My Unexpected Soulmate (Berantakan)
Satnight or Sadnight?


__ADS_3

Satnight kali ini menjadi satnight yang mendebarkan untuk Naya maupun Reyhan. Bagaimana tidak? Besok pagi-pagi sekali, mereka akan mengucapkan janji sehidup semati. Acara pernikahan akan digelar pada pukul 08.00 WIB tepat.


Bahkan kini seluruh keluarga besar Tuan Aksa Arthur dan Tuan Reino Wibawa berada didalam hotel tempat dimana akan diselenggarakan acara pernikahan putra putrinya.
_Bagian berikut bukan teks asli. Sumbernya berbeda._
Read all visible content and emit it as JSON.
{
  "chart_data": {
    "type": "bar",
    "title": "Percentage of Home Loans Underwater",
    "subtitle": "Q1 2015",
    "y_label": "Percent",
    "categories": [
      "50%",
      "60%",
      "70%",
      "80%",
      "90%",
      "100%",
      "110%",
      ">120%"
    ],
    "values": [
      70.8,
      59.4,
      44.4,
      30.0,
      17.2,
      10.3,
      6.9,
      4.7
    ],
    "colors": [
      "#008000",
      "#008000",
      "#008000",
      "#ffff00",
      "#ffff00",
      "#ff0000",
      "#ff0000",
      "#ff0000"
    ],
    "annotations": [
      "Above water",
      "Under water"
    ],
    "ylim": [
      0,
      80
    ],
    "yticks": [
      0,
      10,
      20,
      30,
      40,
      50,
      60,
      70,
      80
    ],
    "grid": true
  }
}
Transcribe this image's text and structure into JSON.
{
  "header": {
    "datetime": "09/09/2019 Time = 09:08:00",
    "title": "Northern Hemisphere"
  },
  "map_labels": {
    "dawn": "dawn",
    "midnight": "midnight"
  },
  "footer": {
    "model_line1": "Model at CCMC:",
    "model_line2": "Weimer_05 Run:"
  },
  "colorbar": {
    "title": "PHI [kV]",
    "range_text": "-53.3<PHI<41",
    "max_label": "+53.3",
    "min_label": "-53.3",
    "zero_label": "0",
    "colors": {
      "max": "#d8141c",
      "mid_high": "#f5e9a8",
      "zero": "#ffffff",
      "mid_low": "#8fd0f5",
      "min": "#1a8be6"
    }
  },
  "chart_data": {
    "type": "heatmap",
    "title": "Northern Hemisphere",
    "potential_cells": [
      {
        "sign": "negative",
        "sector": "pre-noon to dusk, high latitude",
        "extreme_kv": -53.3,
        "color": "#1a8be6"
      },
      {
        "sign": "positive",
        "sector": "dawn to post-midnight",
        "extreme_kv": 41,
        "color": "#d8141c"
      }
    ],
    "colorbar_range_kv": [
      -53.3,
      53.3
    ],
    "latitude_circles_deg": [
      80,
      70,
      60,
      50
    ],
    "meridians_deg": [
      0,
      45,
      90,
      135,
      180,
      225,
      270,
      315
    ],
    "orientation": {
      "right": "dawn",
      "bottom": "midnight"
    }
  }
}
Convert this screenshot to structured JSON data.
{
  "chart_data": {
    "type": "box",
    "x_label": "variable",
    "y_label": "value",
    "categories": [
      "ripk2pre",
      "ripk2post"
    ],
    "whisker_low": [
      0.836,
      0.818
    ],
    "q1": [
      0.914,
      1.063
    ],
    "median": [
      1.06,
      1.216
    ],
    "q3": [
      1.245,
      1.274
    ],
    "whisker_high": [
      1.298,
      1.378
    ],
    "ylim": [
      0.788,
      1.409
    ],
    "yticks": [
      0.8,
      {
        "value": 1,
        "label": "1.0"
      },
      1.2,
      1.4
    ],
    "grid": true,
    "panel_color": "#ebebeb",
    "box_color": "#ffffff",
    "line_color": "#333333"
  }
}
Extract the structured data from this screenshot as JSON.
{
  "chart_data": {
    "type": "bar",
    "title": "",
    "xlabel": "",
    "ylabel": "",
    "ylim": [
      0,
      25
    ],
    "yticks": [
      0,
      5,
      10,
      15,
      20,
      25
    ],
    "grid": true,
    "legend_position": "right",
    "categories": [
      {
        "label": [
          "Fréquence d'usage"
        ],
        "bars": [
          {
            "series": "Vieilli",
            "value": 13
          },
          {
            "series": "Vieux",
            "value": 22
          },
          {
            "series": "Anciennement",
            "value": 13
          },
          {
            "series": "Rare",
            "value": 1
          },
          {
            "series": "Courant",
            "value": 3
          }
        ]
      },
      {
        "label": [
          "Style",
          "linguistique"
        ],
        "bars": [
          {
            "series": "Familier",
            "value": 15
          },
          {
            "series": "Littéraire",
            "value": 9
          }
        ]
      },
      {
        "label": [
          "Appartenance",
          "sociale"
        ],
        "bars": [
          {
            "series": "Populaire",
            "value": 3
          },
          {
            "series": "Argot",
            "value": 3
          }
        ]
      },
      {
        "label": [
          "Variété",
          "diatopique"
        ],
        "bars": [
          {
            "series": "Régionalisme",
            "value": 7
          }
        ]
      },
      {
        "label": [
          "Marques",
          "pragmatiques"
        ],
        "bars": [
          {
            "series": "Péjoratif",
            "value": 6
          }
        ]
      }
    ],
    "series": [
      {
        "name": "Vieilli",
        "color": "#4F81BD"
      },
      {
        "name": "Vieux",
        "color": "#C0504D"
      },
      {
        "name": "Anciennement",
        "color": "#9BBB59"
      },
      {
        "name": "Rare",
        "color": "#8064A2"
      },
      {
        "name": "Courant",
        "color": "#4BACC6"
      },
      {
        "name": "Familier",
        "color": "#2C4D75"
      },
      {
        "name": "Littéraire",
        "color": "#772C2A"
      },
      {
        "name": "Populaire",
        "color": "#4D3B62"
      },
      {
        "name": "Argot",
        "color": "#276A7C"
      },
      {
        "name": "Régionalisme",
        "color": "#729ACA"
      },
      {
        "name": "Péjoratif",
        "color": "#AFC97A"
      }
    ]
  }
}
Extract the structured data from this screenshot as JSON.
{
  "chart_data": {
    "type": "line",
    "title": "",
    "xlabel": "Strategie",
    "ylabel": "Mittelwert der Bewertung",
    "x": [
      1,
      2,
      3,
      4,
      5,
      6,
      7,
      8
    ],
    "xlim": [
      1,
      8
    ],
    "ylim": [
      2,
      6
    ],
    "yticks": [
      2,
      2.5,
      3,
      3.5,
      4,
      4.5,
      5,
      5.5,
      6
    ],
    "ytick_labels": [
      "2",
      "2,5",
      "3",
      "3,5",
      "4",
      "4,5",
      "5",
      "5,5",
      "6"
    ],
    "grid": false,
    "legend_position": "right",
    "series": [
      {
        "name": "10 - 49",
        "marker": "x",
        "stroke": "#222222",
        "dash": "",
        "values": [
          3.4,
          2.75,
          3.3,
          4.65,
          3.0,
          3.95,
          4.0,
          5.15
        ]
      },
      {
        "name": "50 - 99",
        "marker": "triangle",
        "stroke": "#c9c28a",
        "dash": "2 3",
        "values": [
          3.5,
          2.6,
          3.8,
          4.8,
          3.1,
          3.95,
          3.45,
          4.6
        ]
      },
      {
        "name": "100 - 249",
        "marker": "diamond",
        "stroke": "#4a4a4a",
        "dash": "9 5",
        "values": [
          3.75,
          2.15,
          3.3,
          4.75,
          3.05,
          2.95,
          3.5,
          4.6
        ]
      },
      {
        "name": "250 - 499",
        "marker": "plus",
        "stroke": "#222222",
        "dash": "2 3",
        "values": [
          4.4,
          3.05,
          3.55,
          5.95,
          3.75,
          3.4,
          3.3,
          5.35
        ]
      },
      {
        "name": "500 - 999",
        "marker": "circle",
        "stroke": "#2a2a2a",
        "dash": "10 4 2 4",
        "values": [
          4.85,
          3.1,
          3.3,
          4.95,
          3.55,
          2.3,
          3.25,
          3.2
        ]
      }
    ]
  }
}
Tidak ketinggalan dengan Alma dan Viola yang saat ini sedang berada di kamar milik Naya untuk melepas status Naya yang lajang dan akan berubah menjadi seorang istri Reyhan. Memang terasa menggelikan untuk Alma dan Viola.
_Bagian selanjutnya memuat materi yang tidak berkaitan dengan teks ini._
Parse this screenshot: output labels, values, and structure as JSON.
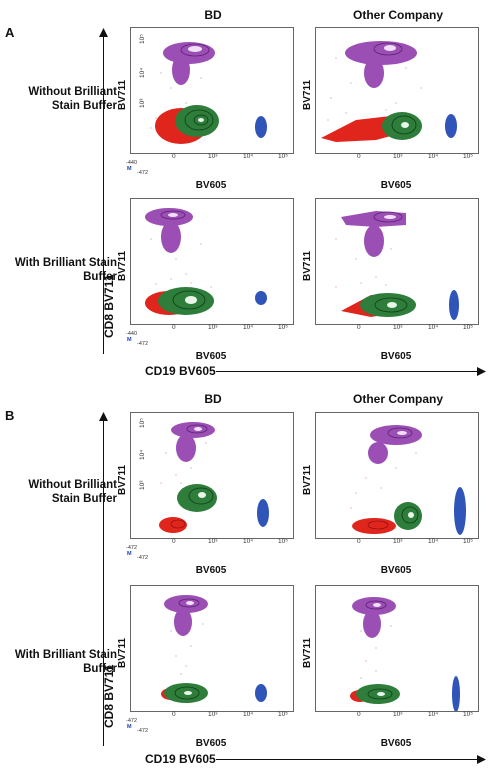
{
  "panels": [
    {
      "label": "A",
      "columns": [
        "BD",
        "Other Company"
      ],
      "rows": [
        "Without Brilliant Stain Buffer",
        "With Brilliant Stain Buffer"
      ],
      "y_axis_main": "CD8 BV711",
      "x_axis_main": "CD19 BV605",
      "plot_xlabel": "BV605",
      "plot_ylabel": "BV711",
      "x_ticks": [
        "0",
        "10³",
        "10⁴",
        "10⁵"
      ],
      "y_ticks": [
        "0",
        "10³",
        "10⁴",
        "10⁵"
      ],
      "corner_m": "M",
      "corner_y": "-440",
      "corner_x": "-472"
    },
    {
      "label": "B",
      "columns": [
        "BD",
        "Other Company"
      ],
      "rows": [
        "Without Brilliant Stain Buffer",
        "With Brilliant Stain Buffer"
      ],
      "y_axis_main": "CD8 BV711",
      "x_axis_main": "CD19 BV605",
      "plot_xlabel": "BV605",
      "plot_ylabel": "BV711",
      "x_ticks": [
        "0",
        "10³",
        "10⁴",
        "10⁵"
      ],
      "y_ticks": [
        "0",
        "10³",
        "10⁴",
        "10⁵"
      ],
      "corner_m": "M",
      "corner_y": "-472",
      "corner_x": "-472"
    }
  ],
  "colors": {
    "cd8_population": "#9b4fb4",
    "cd4_population": "#2e7d3a",
    "spillover_population": "#e0251c",
    "cd19_population": "#2f55b8",
    "background_events": "#e39b6a"
  }
}
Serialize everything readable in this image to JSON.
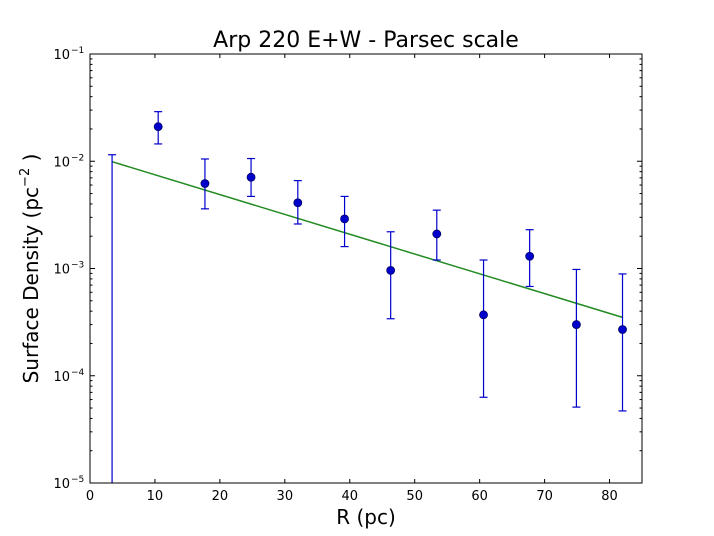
{
  "chart_data": {
    "type": "scatter",
    "title": "Arp 220 E+W - Parsec scale",
    "xlabel": "R (pc)",
    "ylabel_main": "Surface Density (pc",
    "ylabel_sup": "−2",
    "ylabel_end": " )",
    "xlim": [
      0,
      85
    ],
    "ylim": [
      1e-05,
      0.1
    ],
    "yscale": "log",
    "grid": false,
    "x_ticks": [
      0,
      10,
      20,
      30,
      40,
      50,
      60,
      70,
      80
    ],
    "y_ticks": [
      {
        "value": 1e-05,
        "base": "10",
        "exp": "-5"
      },
      {
        "value": 0.0001,
        "base": "10",
        "exp": "-4"
      },
      {
        "value": 0.001,
        "base": "10",
        "exp": "-3"
      },
      {
        "value": 0.01,
        "base": "10",
        "exp": "-2"
      },
      {
        "value": 0.1,
        "base": "10",
        "exp": "-1"
      }
    ],
    "series": [
      {
        "type": "errorbar",
        "color": "#0000cc",
        "points": [
          {
            "x": 3.4,
            "y": null,
            "ylo": 1e-05,
            "yhi": 0.0115
          },
          {
            "x": 10.5,
            "y": 0.021,
            "ylo": 0.0145,
            "yhi": 0.029
          },
          {
            "x": 17.7,
            "y": 0.0062,
            "ylo": 0.0036,
            "yhi": 0.0105
          },
          {
            "x": 24.8,
            "y": 0.0071,
            "ylo": 0.0047,
            "yhi": 0.0106
          },
          {
            "x": 32.0,
            "y": 0.0041,
            "ylo": 0.0026,
            "yhi": 0.0066
          },
          {
            "x": 39.2,
            "y": 0.0029,
            "ylo": 0.0016,
            "yhi": 0.0047
          },
          {
            "x": 46.3,
            "y": 0.00096,
            "ylo": 0.00034,
            "yhi": 0.0022
          },
          {
            "x": 53.4,
            "y": 0.0021,
            "ylo": 0.0012,
            "yhi": 0.0035
          },
          {
            "x": 60.6,
            "y": 0.00037,
            "ylo": 6.3e-05,
            "yhi": 0.0012
          },
          {
            "x": 67.7,
            "y": 0.0013,
            "ylo": 0.00068,
            "yhi": 0.0023
          },
          {
            "x": 74.9,
            "y": 0.0003,
            "ylo": 5.1e-05,
            "yhi": 0.00098
          },
          {
            "x": 82.0,
            "y": 0.00027,
            "ylo": 4.7e-05,
            "yhi": 0.00089
          }
        ]
      },
      {
        "type": "line",
        "color": "#228b22",
        "x": [
          3.4,
          82.0
        ],
        "y": [
          0.0099,
          0.00035
        ]
      }
    ]
  }
}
"Lo nggak deg-deg an apa gimana Nay? Gue lihatnya lo biasa-biasa saja nggak kayak calon pengantin pada umumnya." Celoteh Viola yang sekarang sedang tiduran di rajang besar dikamar Naya.
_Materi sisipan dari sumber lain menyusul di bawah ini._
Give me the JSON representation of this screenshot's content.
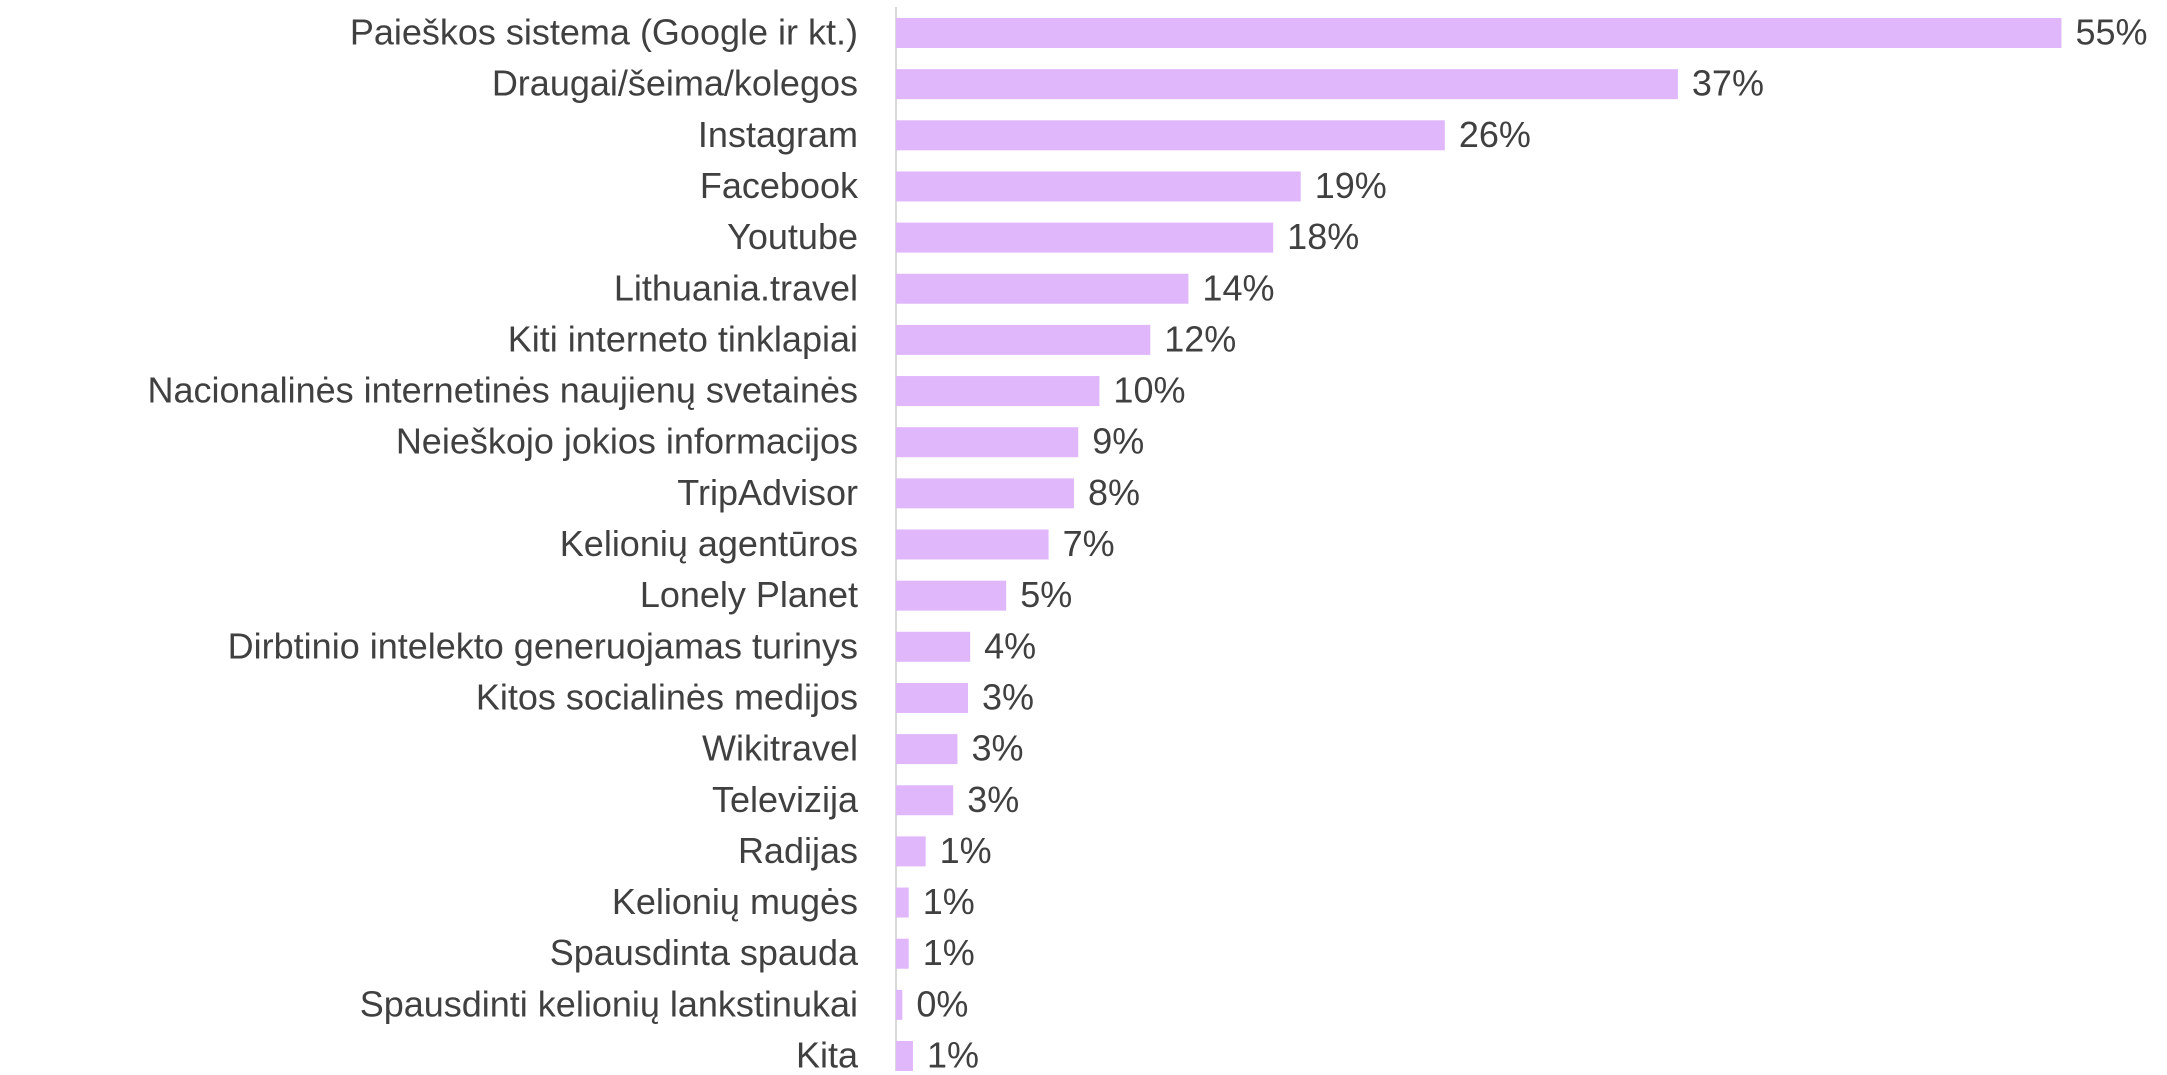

"Gue juga nggak ngerti Vi. Lo tahu nggak? Gue ini mimpinya panjang banget, nggak bangun-bangun." Ucap Naya yang merasa dirinya masih sedang bermimpi.


Alma dan Viola beradu pandang untuk sesaat sebelum mereka meledakan tawanya.


"Nay lo besok sudah dinikahin Reyhan, dan lo masih mengira kalau ini semua cuma mimpi? Kocak lo hahaha." Ucap Alma, bahkan Viola tidak bisa berkata apa-apa selain mengeluarkan tawanya.


"Gue bingung, kanapa gue bisa dilamar dan nikah sama Reyhan? Kenapa lagi gue ngikutin alurnya begitu saja? Ahhhhh." Ucap Naya frustasi.


"Itu artinya lo beneran sayang dan mau dinikahin sama Reyhan. Lo nggak ada penolakan sama sekali Nay." Ucap Viola bersungguh-sungguh.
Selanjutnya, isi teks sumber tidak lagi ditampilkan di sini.